The decision to build a fully custom runtime wasn't about OpenClaw being insufficient — it's a powerful tool that gave Lobs its start. It was about wanting to understand every layer of agent execution from scratch. I'm preparing to teach EECS 498: Applied Agentic Software Engineering at the University of Michigan, and I believe the only way to teach something this deep is to have built it yourself. Agent systems are the career I'm building toward, and that requires owning the full stack — not because the alternatives are bad, but because the understanding matters.

The freedom to make arbitrary architectural decisions (pick any model, implement any tool, own the full execution loop) is what made all the subsequent work possible.

What Actually Changed

Looking back, the version history isn't really a story about adding features. It's a story about removing constraints, one at a time.

v1 removed the single-agent ceiling. v2 removed the parallelism ceiling. v3 removed the memory ceiling. v4 gave it API surface. v5 gave it a proper workflow model. v6 simplified the stack. v7 made it visible. v8 made it independent.

Every rebuild felt costly in the moment. Weeks of work to end up with roughly the same feature set, but on better foundations. In retrospect, every one of them was the right call. Bad foundations compound. The system you can build on top of a proper foundation is an order of magnitude more capable than the one you can bolt onto a bad one.

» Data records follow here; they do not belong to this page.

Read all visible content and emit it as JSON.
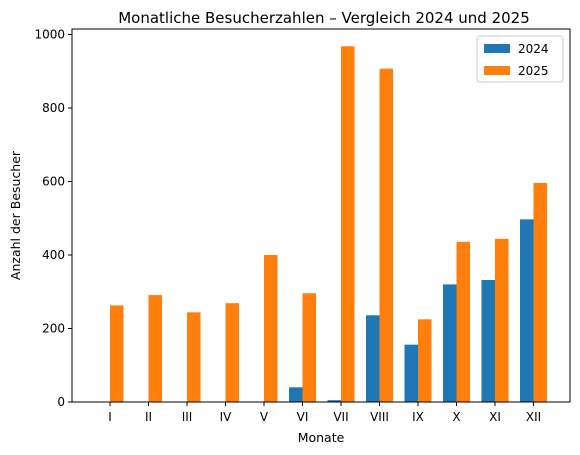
{
  "chart_data": {
    "type": "bar",
    "title": "Monatliche Besucherzahlen – Vergleich 2024 und 2025",
    "xlabel": "Monate",
    "ylabel": "Anzahl der Besucher",
    "categories": [
      "I",
      "II",
      "III",
      "IV",
      "V",
      "VI",
      "VII",
      "VIII",
      "IX",
      "X",
      "XI",
      "XII"
    ],
    "series": [
      {
        "name": "2024",
        "color": "#1f77b4",
        "values": [
          0,
          0,
          0,
          0,
          0,
          40,
          5,
          236,
          156,
          320,
          332,
          497
        ]
      },
      {
        "name": "2025",
        "color": "#ff7f0e",
        "values": [
          263,
          291,
          244,
          269,
          400,
          296,
          968,
          907,
          225,
          436,
          444,
          596
        ]
      }
    ],
    "ylim": [
      0,
      1015
    ],
    "yticks": [
      0,
      200,
      400,
      600,
      800,
      1000
    ],
    "grid": false,
    "legend": "top-right"
  }
}
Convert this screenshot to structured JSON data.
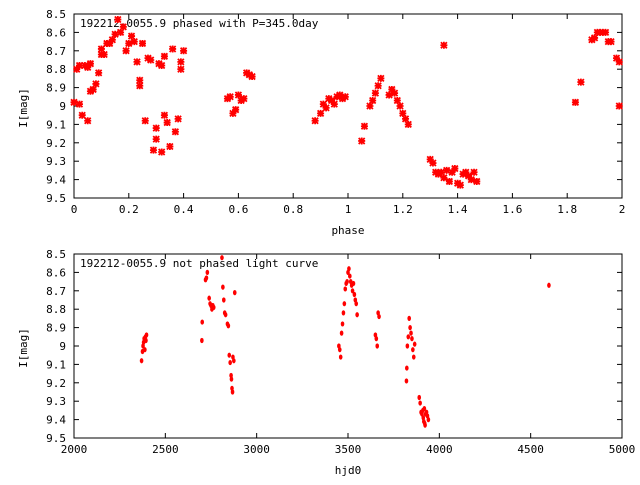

The other thing that changed: each version taught me something the previous one couldn't. You can't learn what breaks in production until you're in production. You can't learn what's worth optimizing until you've run it at real load. The cycle of rewrites, which felt wasteful, was actually the fastest path. Each version produced knowledge that made the next one better.

I built my own agent runtime because I needed to understand it completely — not just use it. Building Lobs inside OpenClaw was the right place to start: it's a capable platform that let me move fast and learn what agent systems actually need. But to teach this well, and to build a career at this layer of the stack, I needed to have built every piece myself. The rewrites weren't failures. They were the curriculum.